See the Person

 

Sue works in our ‘ Focus on Opportunity’  shop in Frankston. Every week (when we aren’t in lock down), she serves our customers, chatting with them as she rings through their purchases on the cash register. There are regular locals who now know Sue, as well the rest of the people we support to operate our little shop. This is community. Meeting new people. Becoming valued, active and visible citizens.  Learning new things and raising public awareness.

 

 

Disability Awareness

Our aim is simple: education through representation.The biggest barriers people with disabilities encounter are other people. Being IN the community is not the same as Being OF the community.
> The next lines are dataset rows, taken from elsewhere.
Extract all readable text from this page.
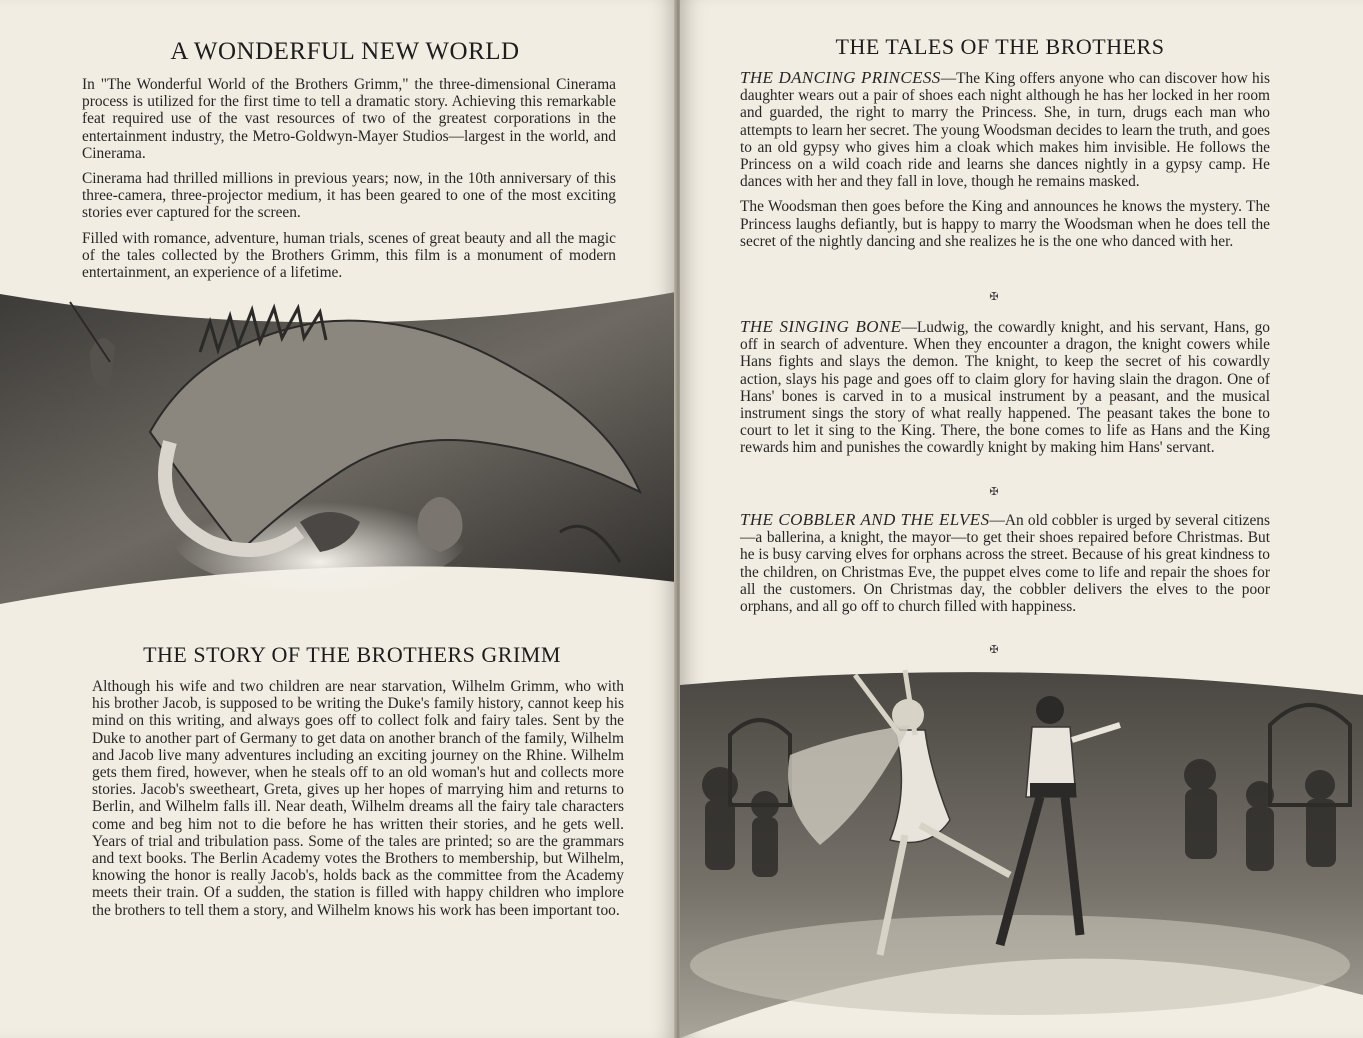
A WONDERFUL NEW WORLD

In "The Wonderful World of the Brothers Grimm," the three-dimensional Cinerama process is utilized for the first time to tell a dramatic story. Achieving this remarkable feat required use of the vast resources of two of the greatest corporations in the entertainment industry, the Metro-Goldwyn-Mayer Studios—largest in the world, and Cinerama.

Cinerama had thrilled millions in previous years; now, in the 10th anniversary of this three-camera, three-projector medium, it has been geared to one of the most exciting stories ever captured for the screen.

Filled with romance, adventure, human trials, scenes of great beauty and all the magic of the tales collected by the Brothers Grimm, this film is a monument of modern entertainment, an experience of a lifetime.

THE STORY OF THE BROTHERS GRIMM

Although his wife and two children are near starvation, Wilhelm Grimm, who with his brother Jacob, is supposed to be writing the Duke's family history, cannot keep his mind on this writing, and always goes off to collect folk and fairy tales. Sent by the Duke to another part of Germany to get data on another branch of the family, Wilhelm and Jacob live many adventures including an exciting journey on the Rhine. Wilhelm gets them fired, however, when he steals off to an old woman's hut and collects more stories. Jacob's sweetheart, Greta, gives up her hopes of marrying him and returns to Berlin, and Wilhelm falls ill. Near death, Wilhelm dreams all the fairy tale characters come and beg him not to die before he has written their stories, and he gets well. Years of trial and tribulation pass. Some of the tales are printed; so are the grammars and text books. The Berlin Academy votes the Brothers to membership, but Wilhelm, knowing the honor is really Jacob's, holds back as the committee from the Academy meets their train. Of a sudden, the station is filled with happy children who implore the brothers to tell them a story, and Wilhelm knows his work has been important too.

THE TALES OF THE BROTHERS

THE DANCING PRINCESS—The King offers anyone who can discover how his daughter wears out a pair of shoes each night although he has her locked in her room and guarded, the right to marry the Princess. She, in turn, drugs each man who attempts to learn her secret. The young Woodsman decides to learn the truth, and goes to an old gypsy who gives him a cloak which makes him invisible. He follows the Princess on a wild coach ride and learns she dances nightly in a gypsy camp. He dances with her and they fall in love, though he remains masked.

The Woodsman then goes before the King and announces he knows the mystery. The Princess laughs defiantly, but is happy to marry the Woodsman when he does tell the secret of the nightly dancing and she realizes he is the one who danced with her.

✠

THE SINGING BONE—Ludwig, the cowardly knight, and his servant, Hans, go off in search of adventure. When they encounter a dragon, the knight cowers while Hans fights and slays the demon. The knight, to keep the secret of his cowardly action, slays his page and goes off to claim glory for having slain the dragon. One of Hans' bones is carved in to a musical instrument by a peasant, and the musical instrument sings the story of what really happened. The peasant takes the bone to court to let it sing to the King. There, the bone comes to life as Hans and the King rewards him and punishes the cowardly knight by making him Hans' servant.

✠

THE COBBLER AND THE ELVES—An old cobbler is urged by several citizens—a ballerina, a knight, the mayor—to get their shoes repaired before Christmas. But he is busy carving elves for orphans across the street. Because of his great kindness to the children, on Christmas Eve, the puppet elves come to life and repair the shoes for all the customers. On Christmas day, the cobbler delivers the elves to the poor orphans, and all go off to church filled with happiness.

✠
Disability awareness means educating our communities regarding disabilities and sharing our stories to increase knowledge and address misconceptions. We are doing this every chance we can get, so the people we support are not merely present in their local communities, they are an active part of them.

We are supporting people wherever we can to tell their stories in the community, to directly challenge and change the stereotypical attitudes of society about disability.  We have engaged in presentations  to primary schools –  supporting focus participants as they talk to children about their disability and engage in discussions that break down social barriers. Such conversations help shape the primary school students, making them more aware and inclusive citizens as they grow.

We are also shaping the attitudes of  future disability support workers through our partnership with Chisholm Institute through their  classes in the Certificate III Individualised Support, Cert IV Disability & Introduction to NDIS streams. This is driven entirely by the people we support. They lead the conversations, respond to student questions and provide invaluable insight into living with a disability and what Active Support should look like. Our staff induction  also includes a person driven session, lead by the people we support, as they talk about what qualities they want to see in an Active Support Worker and what good support looks through the eyes of the people using it. 

Mornington Library recently held an exhibition of the artwork created by focus in their community pottery group. Such events are platforms that amplify community visibility of the people we support and contribute to raising awareness. We empower people to get involved in community events such as Clean Up Australia, The Arthur’s seat Challenge, The Rotary Frankston Sunrise Treadmill Challenge, Australia’s Biggest Morning Tea and the Bloody Long Walk. And we also continue our longstanding relationship with VALID, supporting people to attend regular peer advocacy meetings and participate in the VALID Friendship Group Project.

We do this because we strongly believe in empowering the people we support to help break down the misconceptions and assumptions that are often linked to people with disabilities. It is our duty to make space for them, creating opportunities and platforms that they can stand on and tell their story.